Cuando regresé al pueblo aquel verano, comprobé que el interés había dejado de centrarse en el frontón y en los helados. El ayuntamiento nos cedió un local, y allí el tiempo transcurría entre juegos de cartas, visionados de películas con una tele y un vídeo viejo y fiestas en las que algunos pillaron sus primeras borracheras.
Luisimi era el alma de aquellos saraos. Como cada verano, había viajado con sus padres y hermanos desde el País Vasco. Cada año regresaba más enfadado, aquel pueblo castellano se le quedaba más y más pequeño. Yo me interesaba cada vez más por él, lo que premiaba con algunas bromas y ocasionales charlas en las que hablábamos de nuestras aspiraciones.
Una noche, en una de las fiestas de nuestro local, llegamos a bailar juntos.

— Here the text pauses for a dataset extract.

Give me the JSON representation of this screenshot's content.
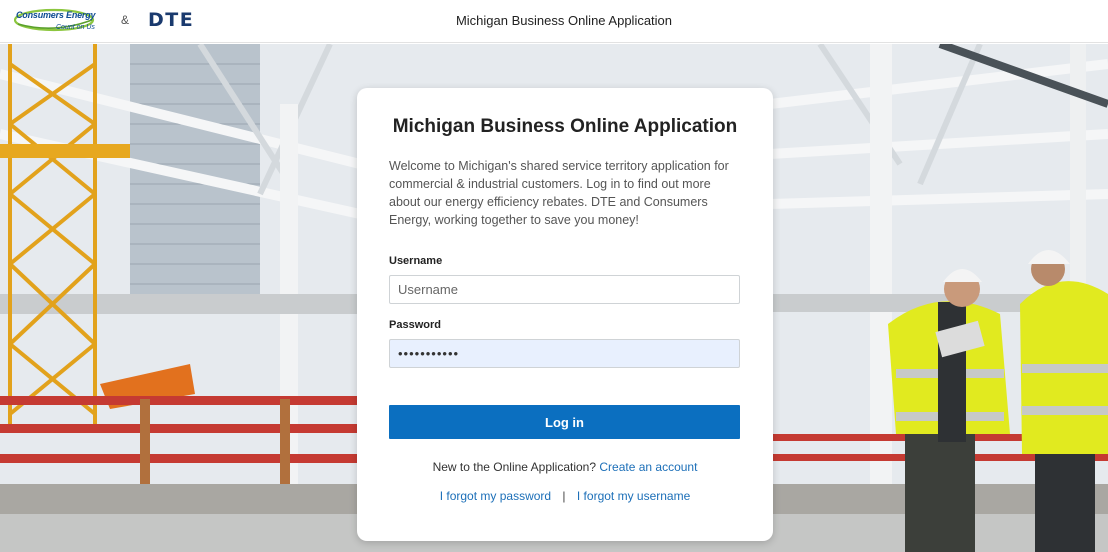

Apenas un minuto o dos, pero Luismi estaba más pendiente de que los demás no se rieran de él por bailar con una cría. Insistía en que el pueblo cada vez le aburría más. Insinué que a mí sí me gustaba estar allí y para mi decepción, respondió que aquel no era mi pueblo.
¿Pertenecería alguna vez en mi vida a algún lugar?
Al día siguiente, supe que Luisimi se había salido con la suya después de una fuerte discusión con su padre y se había marchado a Bilbao para disfrutar de las fiestas patronales. No se despidió de mí. Nunca nos volvimos a ver. Muchos de aquellos chavales no volverían al pueblo, y pensaba que ese sería también mi caso. Me equivocaba.
Mafalda también permaneció en mi vida al igual que la sensación de no pertenencia, con la que acabaría construyendo una suerte de filosofía. A medio camino de ninguna parte, como cuando iba al cole, aprendí a quedarme con un poco de cada uno de los mundos que iba conociendo a lo largo de los años.
Sobre la mesa de mi lugar de trabajo tengo un calendario de Mafalda, su familia y sus amigos, con una tira por día que procuro leer a primera hora de la mañana. Ya no voy a la escuela, aunque siga aprendiendo, no juego al aire libre ni monto en bicicleta. Pese a todo ello, esas pequeñas historias aún me reconfortan. Hace tiempo que descubrí que Mafalda también vive sumida en la confusión, tal vez por eso me siga resultando tan cercana. La niña morena siempre sabrá entenderme.